Revamped jRAT Uses New Anti-Parsing Techniques

We have recently observed a newer version of the cross-platform jRAT (Trojan.Maljava) remote access Trojan (RAT) in the wild. This version uses new techniques to evade parsing and detection, as well as to prevent itself from being reverse-engineered, by prepending corrupt MZ files before the malicious JAR file.

We first spotted this version of jRAT in early November 2017. In April 2018, we noticed its number increased more than 300 percent to 1,071 from 333 in March. There could be two reasons why we have not seen huge hits for this version: 1) It wants to remain stealthy and difficult to detect, and used only for targeted attacks; and 2) It may not be widely adopted yet among attackers. While the volumes of these attacks are on the lower side, this jRAT has shown that it is quite capable and can go undetected with minimum presence and anti-parsing methods. The malware mainly targets the financial sector, but we’ve also seen infections in the service, communications, hospitality, government, and energy sectors.

Finance-themed spam emails

The infection chain begins with spam emails, which are specially crafted using social engineering techniques to entice victims into opening the attachment.
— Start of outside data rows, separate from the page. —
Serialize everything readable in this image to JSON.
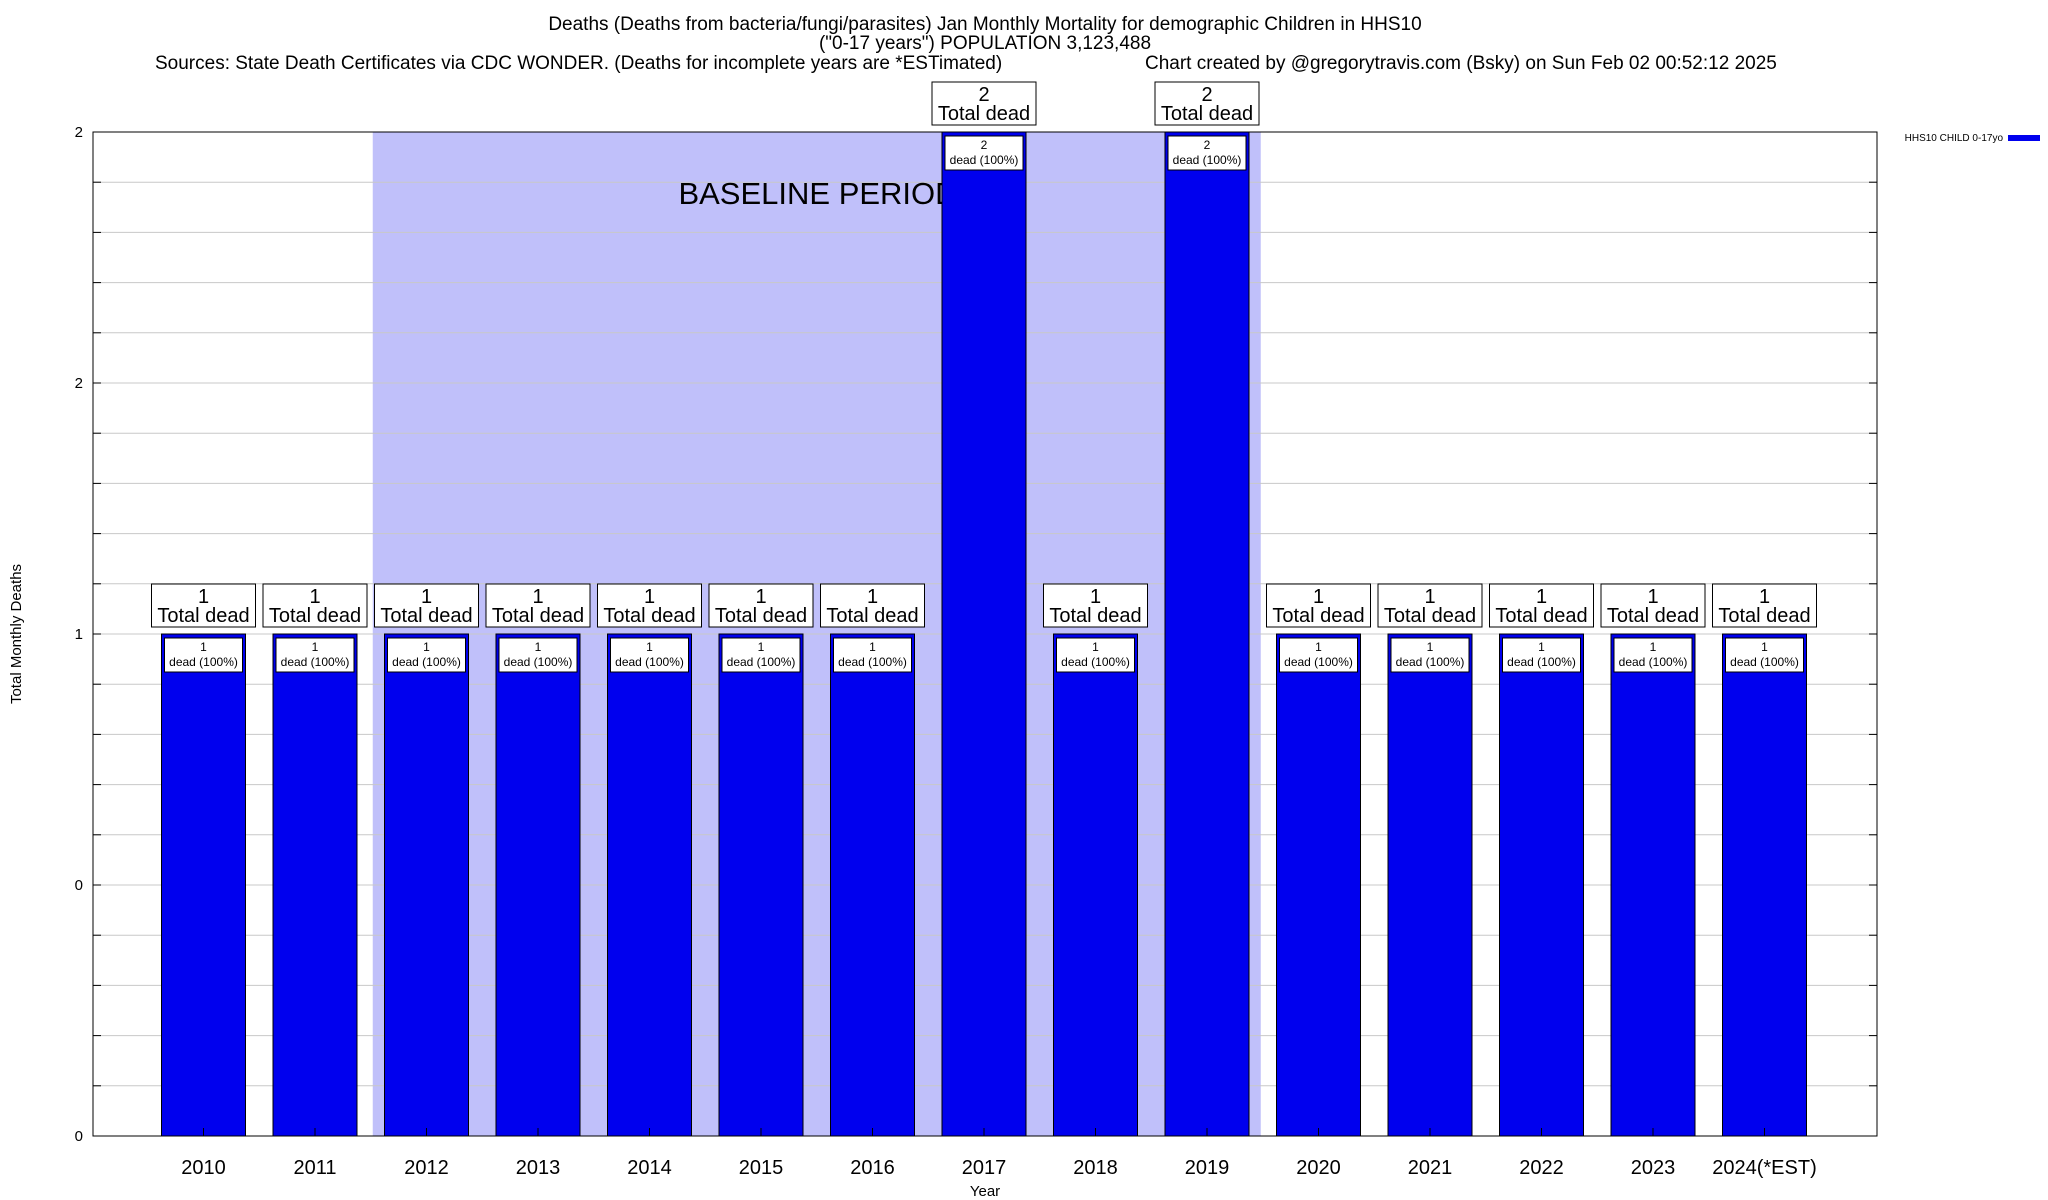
{
  "header": {
    "title_line1": "Deaths (Deaths from bacteria/fungi/parasites) Jan Monthly Mortality for demographic Children in HHS10",
    "title_line2": "(\"0-17 years\") POPULATION 3,123,488",
    "sources": "Sources: State Death Certificates via CDC WONDER. (Deaths for incomplete years are *ESTimated)",
    "credit": "Chart created by @gregorytravis.com (Bsky) on Sun Feb 02 00:52:12 2025"
  },
  "chart_data": {
    "type": "bar",
    "title": "Deaths (Deaths from bacteria/fungi/parasites) Jan Monthly Mortality for demographic Children in HHS10",
    "xlabel": "Year",
    "ylabel": "Total Monthly Deaths",
    "ylim": [
      0,
      2
    ],
    "y_tick_labels": [
      "0",
      "0",
      "1",
      "2",
      "2"
    ],
    "grid": true,
    "legend_position": "top-right",
    "categories": [
      "2010",
      "2011",
      "2012",
      "2013",
      "2014",
      "2015",
      "2016",
      "2017",
      "2018",
      "2019",
      "2020",
      "2021",
      "2022",
      "2023",
      "2024(*EST)"
    ],
    "series": [
      {
        "name": "HHS10 CHILD 0-17yo",
        "color": "#0000ee",
        "values": [
          1,
          1,
          1,
          1,
          1,
          1,
          1,
          2,
          1,
          2,
          1,
          1,
          1,
          1,
          1
        ]
      }
    ],
    "top_labels_number": [
      "1",
      "1",
      "1",
      "1",
      "1",
      "1",
      "1",
      "2",
      "1",
      "2",
      "1",
      "1",
      "1",
      "1",
      "1"
    ],
    "top_label_caption": "Total dead",
    "inner_labels_number": [
      "1",
      "1",
      "1",
      "1",
      "1",
      "1",
      "1",
      "2",
      "1",
      "2",
      "1",
      "1",
      "1",
      "1",
      "1"
    ],
    "inner_label_caption": "dead (100%)",
    "baseline": {
      "label": "BASELINE PERIOD",
      "from": "2012",
      "to": "2019",
      "color": "#c0c0fa"
    }
  }
}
We’ve seen several themes for emails distributing this version of jRAT, including:

• Proof of payment
• Transfer Details Confirmation
• Transfer Error
• Invoice
• Advance payment Transfer slip and bank account details
• Payment Advice
• Wire instruction
• Credit Advice
• Monthly Report format

Anti-parsing techniques

The emails contain a JAR file attachment. This file comes with a surprise MZ header, as well as two corrupt MZ files prepended before the JAR file.

This thwarts not only MZ parsers, but Java parsers as well. These files do not contain \x00 bytes, which indicates the intent. The MZ files cannot be parsed due to a broken PE structure; the files appear to be full MZ but apparently are used only for evading parsers. This may be considered a defense layer to protect the JAR file from being reverse-engineered. Surprisingly, Java is still able to load and execute this JAR file as weaker zip parsing implementations rely on end of central directory record and parses the content to locate and execute main class.
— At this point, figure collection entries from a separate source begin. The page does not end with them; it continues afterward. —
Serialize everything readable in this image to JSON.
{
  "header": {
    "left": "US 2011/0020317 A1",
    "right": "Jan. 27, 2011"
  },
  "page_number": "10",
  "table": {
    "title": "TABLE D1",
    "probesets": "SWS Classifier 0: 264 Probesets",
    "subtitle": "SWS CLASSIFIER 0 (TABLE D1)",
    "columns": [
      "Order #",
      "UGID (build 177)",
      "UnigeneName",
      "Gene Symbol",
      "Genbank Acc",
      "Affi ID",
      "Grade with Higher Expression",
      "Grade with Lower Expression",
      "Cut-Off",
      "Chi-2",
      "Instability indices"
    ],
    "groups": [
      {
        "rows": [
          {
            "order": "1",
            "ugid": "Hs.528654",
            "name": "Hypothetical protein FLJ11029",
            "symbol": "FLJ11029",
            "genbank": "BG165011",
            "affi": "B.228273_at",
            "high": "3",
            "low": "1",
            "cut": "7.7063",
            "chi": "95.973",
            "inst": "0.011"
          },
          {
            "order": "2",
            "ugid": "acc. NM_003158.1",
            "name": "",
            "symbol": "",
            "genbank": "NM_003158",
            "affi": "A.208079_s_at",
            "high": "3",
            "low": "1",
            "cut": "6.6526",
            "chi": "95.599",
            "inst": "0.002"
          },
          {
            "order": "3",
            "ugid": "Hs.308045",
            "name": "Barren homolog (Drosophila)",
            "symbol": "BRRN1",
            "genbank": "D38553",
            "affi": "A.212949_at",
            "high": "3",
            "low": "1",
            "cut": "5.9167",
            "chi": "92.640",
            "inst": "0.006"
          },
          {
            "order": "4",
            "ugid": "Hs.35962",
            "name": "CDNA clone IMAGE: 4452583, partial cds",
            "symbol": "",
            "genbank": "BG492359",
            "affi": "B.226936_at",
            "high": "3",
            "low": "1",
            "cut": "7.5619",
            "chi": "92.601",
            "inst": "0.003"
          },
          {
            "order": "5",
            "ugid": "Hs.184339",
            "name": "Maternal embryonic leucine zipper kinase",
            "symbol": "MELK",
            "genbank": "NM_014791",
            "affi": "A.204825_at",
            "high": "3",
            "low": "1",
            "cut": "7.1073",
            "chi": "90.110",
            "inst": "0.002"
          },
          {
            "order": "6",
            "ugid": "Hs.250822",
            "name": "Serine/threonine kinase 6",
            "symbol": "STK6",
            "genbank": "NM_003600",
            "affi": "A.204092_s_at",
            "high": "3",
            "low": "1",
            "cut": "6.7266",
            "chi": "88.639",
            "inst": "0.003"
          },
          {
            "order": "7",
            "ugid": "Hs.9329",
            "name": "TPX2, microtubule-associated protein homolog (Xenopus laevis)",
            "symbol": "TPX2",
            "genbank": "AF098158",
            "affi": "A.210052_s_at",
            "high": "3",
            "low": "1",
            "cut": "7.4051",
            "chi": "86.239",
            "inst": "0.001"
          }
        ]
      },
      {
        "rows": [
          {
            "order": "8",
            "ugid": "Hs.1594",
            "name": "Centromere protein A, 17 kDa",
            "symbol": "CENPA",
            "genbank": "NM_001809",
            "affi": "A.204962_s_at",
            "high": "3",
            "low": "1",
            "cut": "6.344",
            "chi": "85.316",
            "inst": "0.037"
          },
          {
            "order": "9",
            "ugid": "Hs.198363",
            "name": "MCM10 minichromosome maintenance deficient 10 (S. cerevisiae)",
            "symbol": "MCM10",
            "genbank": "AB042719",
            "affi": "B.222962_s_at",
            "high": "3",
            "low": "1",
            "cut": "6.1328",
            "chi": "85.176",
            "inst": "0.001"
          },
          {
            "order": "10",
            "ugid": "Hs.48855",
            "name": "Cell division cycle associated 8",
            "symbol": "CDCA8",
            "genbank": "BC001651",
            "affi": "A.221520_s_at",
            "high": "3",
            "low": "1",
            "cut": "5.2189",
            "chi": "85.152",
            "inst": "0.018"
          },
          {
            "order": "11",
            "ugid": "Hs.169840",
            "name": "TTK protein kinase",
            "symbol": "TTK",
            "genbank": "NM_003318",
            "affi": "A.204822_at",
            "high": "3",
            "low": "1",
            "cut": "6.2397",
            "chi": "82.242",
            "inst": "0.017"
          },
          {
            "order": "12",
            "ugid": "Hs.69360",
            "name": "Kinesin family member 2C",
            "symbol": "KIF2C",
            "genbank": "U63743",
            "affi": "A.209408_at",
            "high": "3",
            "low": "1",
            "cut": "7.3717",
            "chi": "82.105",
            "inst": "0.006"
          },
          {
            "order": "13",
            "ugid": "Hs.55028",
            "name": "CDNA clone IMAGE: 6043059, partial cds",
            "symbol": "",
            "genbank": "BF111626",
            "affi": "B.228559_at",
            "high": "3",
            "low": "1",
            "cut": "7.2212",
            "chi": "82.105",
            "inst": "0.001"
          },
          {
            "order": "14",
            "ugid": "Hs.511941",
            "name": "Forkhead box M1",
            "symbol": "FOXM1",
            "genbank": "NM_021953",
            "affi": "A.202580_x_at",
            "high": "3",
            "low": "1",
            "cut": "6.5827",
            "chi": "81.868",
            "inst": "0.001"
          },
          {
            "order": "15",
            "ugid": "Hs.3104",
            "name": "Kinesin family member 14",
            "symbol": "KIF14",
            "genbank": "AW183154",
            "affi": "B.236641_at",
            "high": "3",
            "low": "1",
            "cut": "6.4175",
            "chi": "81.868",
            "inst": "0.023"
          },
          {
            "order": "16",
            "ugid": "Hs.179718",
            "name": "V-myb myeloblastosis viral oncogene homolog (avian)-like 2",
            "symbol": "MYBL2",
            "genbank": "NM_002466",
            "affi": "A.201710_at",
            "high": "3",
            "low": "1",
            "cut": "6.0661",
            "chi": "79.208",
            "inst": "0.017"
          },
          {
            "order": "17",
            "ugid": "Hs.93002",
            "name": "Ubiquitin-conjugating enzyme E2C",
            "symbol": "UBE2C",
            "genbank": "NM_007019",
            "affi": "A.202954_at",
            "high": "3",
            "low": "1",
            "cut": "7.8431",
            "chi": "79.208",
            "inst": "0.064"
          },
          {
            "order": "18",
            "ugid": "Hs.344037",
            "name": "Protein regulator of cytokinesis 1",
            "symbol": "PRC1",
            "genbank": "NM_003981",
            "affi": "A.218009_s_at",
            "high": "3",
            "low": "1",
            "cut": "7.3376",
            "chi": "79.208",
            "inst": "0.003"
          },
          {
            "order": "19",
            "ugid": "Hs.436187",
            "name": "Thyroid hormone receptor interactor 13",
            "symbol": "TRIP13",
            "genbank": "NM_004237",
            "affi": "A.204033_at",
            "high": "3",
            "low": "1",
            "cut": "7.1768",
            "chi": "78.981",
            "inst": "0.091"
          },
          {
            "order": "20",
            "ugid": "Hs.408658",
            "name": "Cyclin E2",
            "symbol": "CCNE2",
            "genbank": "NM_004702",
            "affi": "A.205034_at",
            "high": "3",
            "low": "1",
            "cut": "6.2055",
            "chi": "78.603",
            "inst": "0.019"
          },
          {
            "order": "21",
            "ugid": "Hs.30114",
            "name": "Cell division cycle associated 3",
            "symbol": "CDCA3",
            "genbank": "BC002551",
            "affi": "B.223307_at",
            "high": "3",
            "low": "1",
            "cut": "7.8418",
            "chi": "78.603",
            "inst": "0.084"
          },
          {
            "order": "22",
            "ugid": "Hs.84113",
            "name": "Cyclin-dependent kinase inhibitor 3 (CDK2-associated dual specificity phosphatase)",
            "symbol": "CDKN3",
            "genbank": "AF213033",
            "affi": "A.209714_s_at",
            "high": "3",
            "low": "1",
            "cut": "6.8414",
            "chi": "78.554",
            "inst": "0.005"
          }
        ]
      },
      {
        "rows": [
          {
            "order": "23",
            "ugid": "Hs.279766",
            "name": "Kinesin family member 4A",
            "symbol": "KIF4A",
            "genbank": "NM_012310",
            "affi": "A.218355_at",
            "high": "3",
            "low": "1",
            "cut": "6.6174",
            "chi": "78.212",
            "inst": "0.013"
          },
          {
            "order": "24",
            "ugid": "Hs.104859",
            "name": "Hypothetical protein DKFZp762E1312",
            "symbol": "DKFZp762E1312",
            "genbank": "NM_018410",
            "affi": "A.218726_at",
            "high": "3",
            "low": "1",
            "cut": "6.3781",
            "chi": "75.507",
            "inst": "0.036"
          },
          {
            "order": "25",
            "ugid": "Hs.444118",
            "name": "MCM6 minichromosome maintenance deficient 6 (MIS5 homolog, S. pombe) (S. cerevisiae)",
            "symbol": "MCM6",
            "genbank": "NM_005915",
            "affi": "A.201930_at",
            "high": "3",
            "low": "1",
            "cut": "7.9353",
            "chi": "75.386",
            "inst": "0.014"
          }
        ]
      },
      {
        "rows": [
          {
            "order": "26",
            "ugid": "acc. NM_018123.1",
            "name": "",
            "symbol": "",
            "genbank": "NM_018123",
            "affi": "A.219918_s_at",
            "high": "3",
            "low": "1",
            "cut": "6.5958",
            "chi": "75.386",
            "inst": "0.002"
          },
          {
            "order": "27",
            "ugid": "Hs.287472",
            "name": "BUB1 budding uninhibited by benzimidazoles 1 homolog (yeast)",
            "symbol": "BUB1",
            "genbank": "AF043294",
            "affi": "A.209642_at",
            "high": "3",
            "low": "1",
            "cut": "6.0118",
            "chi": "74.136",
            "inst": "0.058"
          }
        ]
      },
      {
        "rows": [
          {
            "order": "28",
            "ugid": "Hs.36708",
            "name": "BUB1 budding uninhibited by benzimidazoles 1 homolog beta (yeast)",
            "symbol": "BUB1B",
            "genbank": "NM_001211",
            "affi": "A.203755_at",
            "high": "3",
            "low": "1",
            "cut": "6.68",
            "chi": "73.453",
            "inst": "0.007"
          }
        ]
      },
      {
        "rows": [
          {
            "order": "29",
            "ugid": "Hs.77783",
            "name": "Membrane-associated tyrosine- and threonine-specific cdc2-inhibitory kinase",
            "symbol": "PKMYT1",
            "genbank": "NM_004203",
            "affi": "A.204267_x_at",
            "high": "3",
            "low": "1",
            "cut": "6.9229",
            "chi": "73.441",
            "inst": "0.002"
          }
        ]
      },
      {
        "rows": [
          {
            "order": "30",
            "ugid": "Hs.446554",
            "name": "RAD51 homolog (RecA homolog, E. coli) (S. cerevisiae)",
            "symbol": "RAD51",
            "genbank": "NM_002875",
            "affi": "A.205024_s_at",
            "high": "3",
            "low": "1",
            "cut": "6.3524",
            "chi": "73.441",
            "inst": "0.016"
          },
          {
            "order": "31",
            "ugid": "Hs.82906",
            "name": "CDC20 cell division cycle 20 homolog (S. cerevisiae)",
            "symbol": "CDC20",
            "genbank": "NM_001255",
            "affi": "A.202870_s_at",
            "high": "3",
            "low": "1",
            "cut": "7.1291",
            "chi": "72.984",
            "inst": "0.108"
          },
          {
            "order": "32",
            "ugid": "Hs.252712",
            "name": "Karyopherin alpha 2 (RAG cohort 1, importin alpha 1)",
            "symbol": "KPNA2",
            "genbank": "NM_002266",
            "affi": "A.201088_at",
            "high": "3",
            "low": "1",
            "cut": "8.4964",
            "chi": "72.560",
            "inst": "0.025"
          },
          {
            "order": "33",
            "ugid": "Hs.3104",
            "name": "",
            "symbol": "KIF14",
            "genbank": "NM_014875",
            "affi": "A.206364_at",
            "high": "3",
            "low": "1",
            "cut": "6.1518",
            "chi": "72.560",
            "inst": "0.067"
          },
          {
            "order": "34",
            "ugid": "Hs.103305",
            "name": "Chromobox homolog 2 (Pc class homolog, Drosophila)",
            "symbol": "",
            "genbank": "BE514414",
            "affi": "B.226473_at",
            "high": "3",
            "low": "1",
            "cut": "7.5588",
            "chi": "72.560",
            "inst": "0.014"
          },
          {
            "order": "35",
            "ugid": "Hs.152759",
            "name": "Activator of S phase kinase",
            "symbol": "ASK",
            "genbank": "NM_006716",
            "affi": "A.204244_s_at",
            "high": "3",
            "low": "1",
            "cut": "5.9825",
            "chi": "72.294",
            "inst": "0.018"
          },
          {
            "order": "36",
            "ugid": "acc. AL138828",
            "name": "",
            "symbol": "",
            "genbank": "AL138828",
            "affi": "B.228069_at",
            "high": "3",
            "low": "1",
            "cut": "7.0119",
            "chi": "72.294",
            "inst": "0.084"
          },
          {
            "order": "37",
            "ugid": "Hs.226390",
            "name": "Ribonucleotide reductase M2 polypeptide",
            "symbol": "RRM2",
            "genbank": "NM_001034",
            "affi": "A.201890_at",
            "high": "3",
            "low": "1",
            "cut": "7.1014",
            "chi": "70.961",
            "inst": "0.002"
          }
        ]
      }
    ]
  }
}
This file can be recognized as jRAT by looking at the class names.

The wrapper JAR file drops a secondary JAR file and copies it to a %Temp% location. The payload JAR file can be extracted using AES decryption. The first 16 bytes in the file “k” seen in Figure 4 contains the key and the file “e” is the encrypted Java payload.

The JAR runs every time Windows starts, and starts executing and connecting to its command and control (C&C) server at 84.[REMOVED].132.145. It uses a WMIC interface to identify antivirus products installed on the compromised computer and firewall details.

wmic /node:localhost /namespace:\\root\SecurityCenter2 path AntiVirusProduct get /format:list

The configuration file and key file are visible, but the former is AES-encrypted. The JAR file contains various classes for platform-specific implementations for capturing screenshots, playing audio, downloading and executing files, I/O to and from files, logging keystrokes, among others.

Capabilities and target platforms

This new version of jRAT has the following capabilities:

• Log keystrokes
• Take screenshots
• Play an audio message
• Access the webcam
• Access the file system to read, write, or delete files
• Download and execute files

With these capabilities, the malware can violate victims’ privacy and capture and exfiltrate confidential information from target organizations.

It’s also potentially capable of running on the following platforms: FreeBSD, OpenBSD, OSX, Solaris, Linux, Windows, and Android.

Protection

Symantec and Norton products detect this threat as the following:

• Trojan.Maljava

Symantec Email Security.cloud technology blocks attacks such as this using advanced heuristics.

Mitigation

Symantec advises users to be careful while opening emails about monetary transactions containing JAR attachments.

• Emphasize multiple, overlapping, and mutually supportive defensive systems to guard against single point failures in any specific technology or protection method.  This includes deployment of endpoint, email, and web gateway protection technologies as well as firewalls and vulnerability assessment solutions.  Always keep these security solutions up-to-date with the latest protection capabilities.   
• Employ two-factor authentication (such as Symantec VIP) to provide an additional layer of security and prevent any stolen or cracked credentials from being used by attackers.
• Educate employees and urge them to exercise caution around emails from unfamiliar sources and around opening attachments that haven’t been solicited. 
• Require everyone in your organization to have long, complex passwords that are changed frequently. Encourage users to avoid reusing the same passwords on multiple websites, and sharing passwords with others should be forbidden.